I switched from Anthropic to OpenAI after spending ~$40K in equivalent token costs using Claude over 3 months.

I found Opus 4.7 to be slow and wasteful with token usage. It's shocking how inefficient it is with tasks like bash tool usage and web searching, delegating them to a dozen subagents only to get stuck and never return until you esc and intervene. That, in addition to all of the broken tooling Anthropic built in to limit token usage like the broken monitoring tool made managing Claude a chore. I was happy to pay $200/month for Opus 4.5 when they had more capacity, but 4.7 felt like a huge step back and no longer worth the price and inconvenience.

I remember an OpenAI employee comment on the GPT5.5 release post about how they specifically geared it towards long-horizon tasks and its been a breathe of fresh air in that regard.

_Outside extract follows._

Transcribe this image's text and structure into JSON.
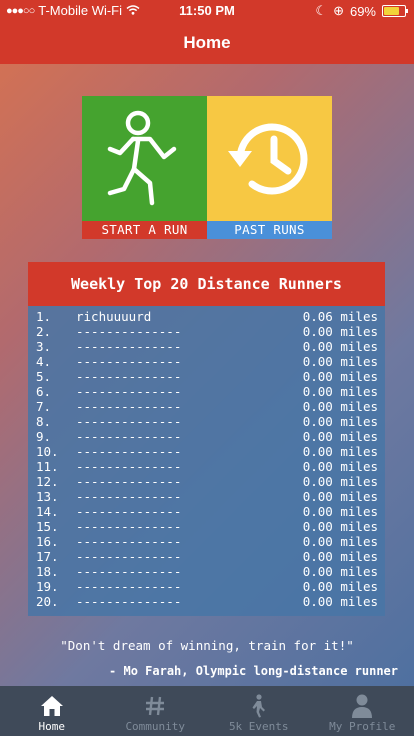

I have five two-week long sessions going right now and there's been no degradation in performance or efficiency. It's much better at carrying rules/learnings forward even in long-running sessions and grounding/refreshing itself in verified facts when it loses context.

Its funny because in two weeks I've gotten way more done with GPT5.5 with way fewer tokens and way less handholding. I think this goes to show how important tooling and the harness is and how a capable model like Opus 4.7 can be severely handicapped by bad product decisions.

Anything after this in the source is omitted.